Nos dias de folga era ligeiramente diferente, o rapaz da leitaria dizia “hoje vem mais tarde”, ela respondia “é o meu dia de folga”, sempre, durante estes dez anos que ali tem vivido.
Entretanto o rapaz envelheceu dez anos, tal como ela, até já tem um filho de 7 anos, soube-o pela porteira, porque ela não gosta de grandes intimidades. Sempre falou apenas o que era necessário falar. Nem os vizinhos consegue encaixar nos seus andares, é “bom dia” ou “boa tarde” se os encontra no elevador, e não mais que isso.
Há dez anos o rapaz da leitaria nem sequer tinha barba e fazia uma voz esganiçada quando ela entrava, “bica e croissant para a D.Laura!”.
Às vezes não lhe apetecia nada bica e croissant, mas tinha a sensação de estar a cometer qualquer pecado se, em vez disso, pedisse meia de leite e um queque.
- Vem hoje mais tarde! — diz-lhe o rapaz da leitaria
E ela já não responde “é o meu dia de folga”, porque a partir de agora todos os dias são de folga.
Começa a pensar em quantos cafés bebeu, em quantos croissants comeu nestes anos todos, mas desiste, não são pensamentos próprios para a sua idade, e na sua idade só se devem ter pensamentos úteis, que sirvam para alguma coisa.
Tal como as conversas.
- Como vai o seu filho na escola? - pergunta ao rapaz, na hora de pagar, e logo se admira das suas palavras, que necessidade tinha de entrar em intimidades .

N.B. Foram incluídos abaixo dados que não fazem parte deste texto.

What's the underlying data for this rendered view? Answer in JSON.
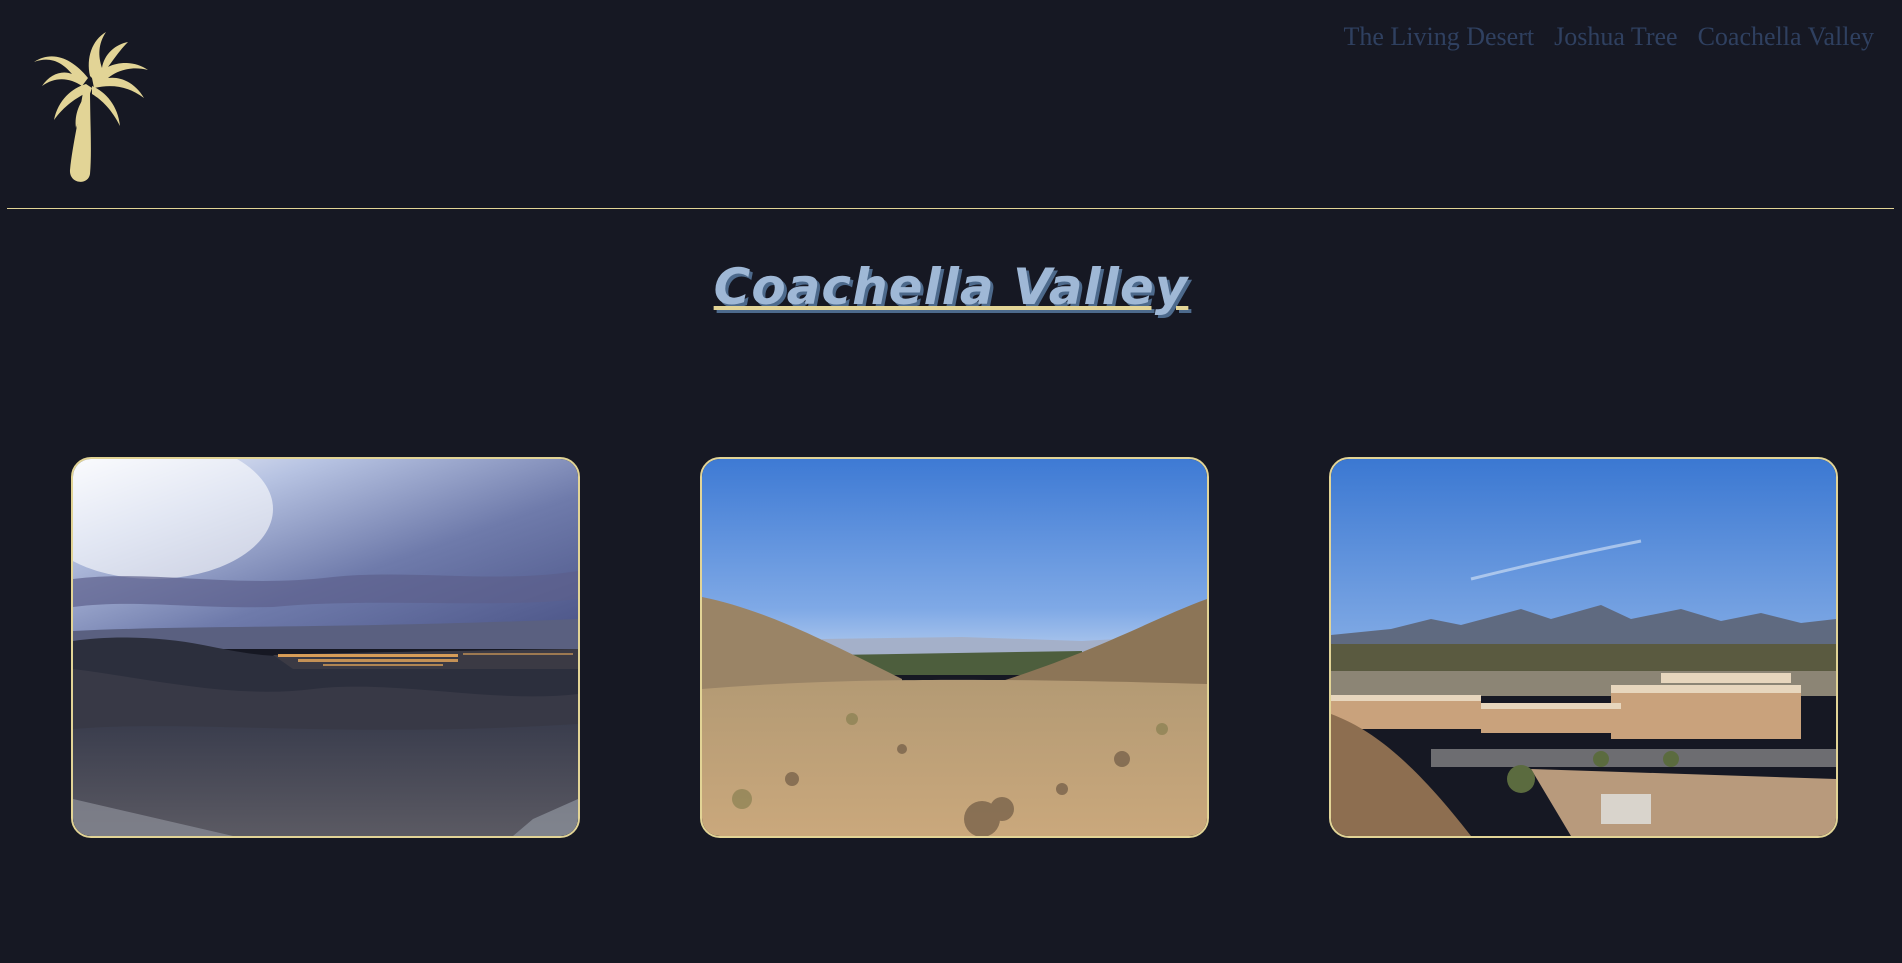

- Lá vai…- respondeu ele, admirado também. (Mais tarde dirá ao patrão, “a velhota do 54 estava hoje muito esquisita”, e o patrão há-de responder, “é da idade, coitada! qualquer dia dá-lhe um badagaio e vai desta para melhor”)
Ela levanta-se da mesa, olha para o relógio como sempre tem feito, embora, a partir de agora não haja horários a cumprir, e procura as chaves dentro da mala.
Atravessa a placa, resmunga qualquer coisa quando vê o caixote do lixo ainda na rua, entra em casa.
Fecha a porta e encosta-se a ela.
- E agora? – diz para si própria.
É então que ouve o telefone.
Ninguém lhe costuma telefonar para o fixo, está quase decidida a nem atender, mas muda de ideias e corre até à sala, e do lado de lá perguntam “é a D. Elisa?”, e ela ri e responde, quase nem se reconhecendo, “não, é a D. Laura, não serve?”
E a pessoa deve ter sentido de humor e nenhuma pressa, ou se calhar também está pela primeira vez em casa e não no emprego, porque ainda fica uns minutos à conversa, rindo de coisa nenhuma.
Quando desliga, a casa parece-lhe cheia de barulhos que não reconhece. Quem estará no andar de cima com aspirador àquela hora?
Então volta a vestir o casaco, e vai ao café, e desta vez há-de pedir meia de leite e um queque, e há-de saber a história toda do filho do rapaz — tudo, para conseguir esquecer a sua própria casa, à luz da manhã de um dia útil.